Storage media and RNA extraction approaches substantially influence the recovery and integrity of livestock fecal microbial RNA

Abstract

Background: There is growing interest in understanding gut microbiome dynamics, to increase the sustainability of livestock production systems and to better understand the dynamics that regulate antibiotic resistance genes (i.e., the resistome). High-throughput sequencing of RNA transcripts (RNA-seq) from microbial communities (metatranscriptome) allows an unprecedented opportunity to analyze the functional and taxonomical dynamics of the expressed microbiome and emerges as a highly informative approach. However, the isolation and preservation of high-quality RNA from livestock fecal samples remains highly challenging. This study aimed to determine the impact of the various sample storage and RNA extraction strategies on the recovery and integrity of microbial RNA extracted from selected livestock (chicken and pig) fecal samples.

Methods: Fecal samples from pigs and chicken were collected from conventional slaughterhouses. Two different storage buffers were used at two different storage temperatures. The extraction of total RNA was done using four different commercially available kits and RNA integrity/quality and concentration were measured using a Bioanalyzer 2100 system with RNA 6000 Nano kit (Agilent, Santa Clara, CA, USA). In addition, RT-qPCR was used to assess bacterial RNA quality and the level of host RNA contamination.

Results: The quantity and quality of RNA differed by sample type (i.e., either pig or chicken) and most significantly by the extraction kit, with differences in the extraction method resulting in the least variability in pig feces samples and the most variability in chicken feces. Considering a tradeoff between the RNA yield and the RNA integrity and at the same time minimizing the amount of host RNA in the sample, a combination of storing the fecal samples in RNALater at either 4 °C (for 24 h) or -80 °C (up to 2 weeks) with extraction with PM kit (RNEasy Power Microbiome Kit) had the best performance for both chicken and pig samples.

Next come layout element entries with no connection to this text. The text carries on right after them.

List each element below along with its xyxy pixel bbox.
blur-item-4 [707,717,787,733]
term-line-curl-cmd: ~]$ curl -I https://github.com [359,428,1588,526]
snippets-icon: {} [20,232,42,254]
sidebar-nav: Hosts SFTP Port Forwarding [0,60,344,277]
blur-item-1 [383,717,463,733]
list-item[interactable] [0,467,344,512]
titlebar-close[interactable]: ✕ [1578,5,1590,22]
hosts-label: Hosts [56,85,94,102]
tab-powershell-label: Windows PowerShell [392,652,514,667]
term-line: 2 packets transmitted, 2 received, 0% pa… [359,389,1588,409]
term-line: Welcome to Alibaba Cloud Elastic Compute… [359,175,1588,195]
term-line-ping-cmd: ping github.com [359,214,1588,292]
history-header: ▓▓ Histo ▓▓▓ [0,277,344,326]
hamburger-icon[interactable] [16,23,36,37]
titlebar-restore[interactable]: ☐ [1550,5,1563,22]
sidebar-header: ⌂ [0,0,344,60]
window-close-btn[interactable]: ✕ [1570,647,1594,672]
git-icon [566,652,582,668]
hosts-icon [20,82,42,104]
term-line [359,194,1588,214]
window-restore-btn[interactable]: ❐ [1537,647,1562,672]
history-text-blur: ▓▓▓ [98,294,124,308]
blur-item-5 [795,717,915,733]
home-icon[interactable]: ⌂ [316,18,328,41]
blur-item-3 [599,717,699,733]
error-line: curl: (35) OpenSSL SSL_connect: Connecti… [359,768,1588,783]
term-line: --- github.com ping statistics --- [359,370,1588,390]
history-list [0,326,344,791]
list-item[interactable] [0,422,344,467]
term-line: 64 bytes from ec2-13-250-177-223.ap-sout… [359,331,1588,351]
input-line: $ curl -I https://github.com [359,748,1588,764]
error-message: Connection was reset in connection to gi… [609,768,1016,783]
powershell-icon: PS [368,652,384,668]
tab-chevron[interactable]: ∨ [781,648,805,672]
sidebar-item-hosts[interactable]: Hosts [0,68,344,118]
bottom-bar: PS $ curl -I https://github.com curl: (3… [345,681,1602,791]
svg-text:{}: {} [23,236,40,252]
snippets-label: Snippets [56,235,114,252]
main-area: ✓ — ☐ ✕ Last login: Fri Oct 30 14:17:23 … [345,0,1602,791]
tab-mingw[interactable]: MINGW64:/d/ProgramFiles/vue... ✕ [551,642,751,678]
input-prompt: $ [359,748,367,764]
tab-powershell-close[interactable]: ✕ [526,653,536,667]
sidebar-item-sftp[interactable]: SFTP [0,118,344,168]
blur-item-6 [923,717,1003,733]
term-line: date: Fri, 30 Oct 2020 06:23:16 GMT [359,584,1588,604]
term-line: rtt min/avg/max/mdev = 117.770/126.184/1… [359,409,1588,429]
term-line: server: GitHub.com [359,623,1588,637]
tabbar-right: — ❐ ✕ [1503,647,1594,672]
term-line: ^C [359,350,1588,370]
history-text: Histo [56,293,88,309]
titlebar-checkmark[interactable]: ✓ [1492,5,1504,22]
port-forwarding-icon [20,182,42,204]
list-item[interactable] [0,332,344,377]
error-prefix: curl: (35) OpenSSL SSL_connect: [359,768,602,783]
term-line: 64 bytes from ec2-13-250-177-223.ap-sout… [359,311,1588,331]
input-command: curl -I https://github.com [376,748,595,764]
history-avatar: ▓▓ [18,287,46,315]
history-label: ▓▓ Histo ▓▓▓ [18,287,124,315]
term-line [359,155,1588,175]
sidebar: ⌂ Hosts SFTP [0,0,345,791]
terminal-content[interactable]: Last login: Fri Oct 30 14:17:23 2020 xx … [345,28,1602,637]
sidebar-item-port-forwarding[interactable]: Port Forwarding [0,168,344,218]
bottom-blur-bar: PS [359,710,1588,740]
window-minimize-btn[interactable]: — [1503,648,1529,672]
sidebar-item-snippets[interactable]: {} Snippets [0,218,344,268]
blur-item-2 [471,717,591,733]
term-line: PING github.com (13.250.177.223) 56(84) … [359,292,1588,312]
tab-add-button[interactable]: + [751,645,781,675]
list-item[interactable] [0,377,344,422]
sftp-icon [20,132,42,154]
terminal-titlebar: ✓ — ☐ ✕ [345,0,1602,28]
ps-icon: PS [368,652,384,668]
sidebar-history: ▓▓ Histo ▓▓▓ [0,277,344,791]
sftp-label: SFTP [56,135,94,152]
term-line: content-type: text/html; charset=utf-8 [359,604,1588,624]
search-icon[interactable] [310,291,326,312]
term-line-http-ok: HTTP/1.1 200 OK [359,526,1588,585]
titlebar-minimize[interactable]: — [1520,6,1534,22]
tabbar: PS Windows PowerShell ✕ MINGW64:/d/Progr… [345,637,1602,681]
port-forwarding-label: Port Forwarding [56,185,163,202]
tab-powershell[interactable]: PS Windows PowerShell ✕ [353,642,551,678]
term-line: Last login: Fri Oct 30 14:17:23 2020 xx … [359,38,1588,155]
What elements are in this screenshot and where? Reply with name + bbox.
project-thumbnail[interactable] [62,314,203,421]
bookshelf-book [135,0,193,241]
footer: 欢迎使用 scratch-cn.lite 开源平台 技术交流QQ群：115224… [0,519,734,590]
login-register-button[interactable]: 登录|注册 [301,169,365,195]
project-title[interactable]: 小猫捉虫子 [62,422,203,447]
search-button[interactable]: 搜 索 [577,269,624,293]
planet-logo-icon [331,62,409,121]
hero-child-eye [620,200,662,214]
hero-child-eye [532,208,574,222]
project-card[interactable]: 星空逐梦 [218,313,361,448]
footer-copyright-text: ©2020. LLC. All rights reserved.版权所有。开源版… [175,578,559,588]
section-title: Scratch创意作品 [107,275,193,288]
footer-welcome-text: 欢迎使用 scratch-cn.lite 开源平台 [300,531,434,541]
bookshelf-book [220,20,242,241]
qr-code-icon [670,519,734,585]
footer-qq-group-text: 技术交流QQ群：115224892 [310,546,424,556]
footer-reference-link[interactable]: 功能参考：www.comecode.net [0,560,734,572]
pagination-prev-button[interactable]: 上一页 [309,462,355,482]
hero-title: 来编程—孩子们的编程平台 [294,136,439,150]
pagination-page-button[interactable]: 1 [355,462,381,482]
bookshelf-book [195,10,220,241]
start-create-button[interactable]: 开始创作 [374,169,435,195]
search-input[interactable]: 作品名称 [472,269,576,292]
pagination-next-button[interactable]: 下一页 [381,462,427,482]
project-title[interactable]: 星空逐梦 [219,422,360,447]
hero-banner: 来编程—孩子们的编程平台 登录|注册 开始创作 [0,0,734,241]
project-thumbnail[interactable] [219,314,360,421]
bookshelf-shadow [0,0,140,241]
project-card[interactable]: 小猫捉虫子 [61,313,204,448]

Conclusion: Our findings provided a further emphasis on using a consistent methodology for sample storage, duration as well as a compatible RNA extraction approach. This is crucial as the impact of these technical steps can be potentially large compared with the real biological variability to be explained in microbiome and resistome studies.

Keywords: Chicken feces; Livestock microbiome; Metatranscriptomics; Pig feces; RNA-extraction; RT-qPCR; Sample storage.

Figure 1. Total RNA yield.

Total RNA yield obtained from chicken feces (A) and pig feces (B) using four different RNA extraction kits (MN, NO, PM, ZY), two different stabilization kits (RL and ZM), and two different storage temperatures (4 °C and −80 °C). Boxplots represent triplicate values, the median is indicated by a horizontal line within the box. Significant differences were tested with the Kruskal–Wallis paired t-test, *P < 0.05, **P < 0.01, ***P < 0.001, and ****P < 0.0001.

Figure 2. Total RNA integrity.

Total RNA integrity in samples obtained from chicken feces (A) and pig feces (B) using four different RNA extraction kits (MN, NO, PM, ZY), two different stabilization kits (RL and ZM), and two different storage temperatures (4 °C and −80 °C). Boxplots represent triplicate values, the median is indicated by a horizontal line within the box. Significant differences were tested with the Kruskal–Wallis paired t-test, *P < 0.05, **P < 0.01, ***P < 0.001, and ****P < 0.0001.

Figure 3. RT-qPCR data of 16S rRNA and RPL32 gene transcript RNA from all the extracted RNA samples.

Bacterial 16S and RPL32 gene transcripts from chicken and pig were measured by RT-qPCR in chicken feces (A) and pig feces (B) using four different RNA extraction kits (MN, NO, PM, ZY), two different stabilization kits (RL and ZM), and two different storage temperatures (4 °C and −80 °C); In box plots, gray and yellow colored bars represent 16s rRNA and RPL32 gene transcripts, respectively.